After completing work on a theoretical treatise that presents a universal definition of structure, I became overwhelmed by many thoughts involving musical structure. I narrowed my focus to a study of rhythmic structure, and arrived at two insights: (1) a rhythm may be conceived either as a series of onsets or durations; and (2) if viewed as a series of onsets, then any onset rhythm may be "covered" by collections of its subrhythms (i.e., these subrhythms, when taken together, are equal to the initial onset rhythm). The guiding idea in Teloi is that each section consists of a “global” onset rhythm that gets repeated a certain number of times, with each repetition realizing a different way to cover the global rhythm. The idea is that, gradually, salient properties of the global rhythm, or ways of expressing it, become realized via the variation of its coverings.

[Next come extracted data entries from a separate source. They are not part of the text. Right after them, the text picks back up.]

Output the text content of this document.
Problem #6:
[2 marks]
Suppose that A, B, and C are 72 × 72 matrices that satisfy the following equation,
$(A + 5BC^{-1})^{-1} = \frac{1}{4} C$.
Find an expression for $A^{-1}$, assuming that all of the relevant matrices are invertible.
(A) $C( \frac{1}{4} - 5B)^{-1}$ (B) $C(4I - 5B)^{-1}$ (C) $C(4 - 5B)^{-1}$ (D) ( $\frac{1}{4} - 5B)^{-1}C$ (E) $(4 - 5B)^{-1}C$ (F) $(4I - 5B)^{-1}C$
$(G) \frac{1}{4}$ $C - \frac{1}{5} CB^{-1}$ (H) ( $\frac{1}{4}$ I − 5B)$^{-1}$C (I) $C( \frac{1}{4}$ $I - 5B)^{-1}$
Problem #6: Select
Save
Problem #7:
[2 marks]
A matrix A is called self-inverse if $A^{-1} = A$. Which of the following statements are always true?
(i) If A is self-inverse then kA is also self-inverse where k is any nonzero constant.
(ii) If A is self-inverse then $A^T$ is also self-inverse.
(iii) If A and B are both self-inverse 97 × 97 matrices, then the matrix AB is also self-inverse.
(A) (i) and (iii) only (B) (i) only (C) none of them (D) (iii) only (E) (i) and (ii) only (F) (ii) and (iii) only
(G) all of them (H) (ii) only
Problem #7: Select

The greek work “teloi” is the plural of “telos”, meaning a goal-oriented process whereby a thing realizes its essence. In this work, the thing whose essence is to be realized is the global rhythm, whereas the goal-oriented process is the variation of its coverings. That the processes of variation are goal-oriented means that the music is evolving to a determinate end. That the global rhythm remains invariant throughout the variations means that the music is unchanging. A new kind of temporality is therefore expressed in this work—one which is simultaneously static and dynamic.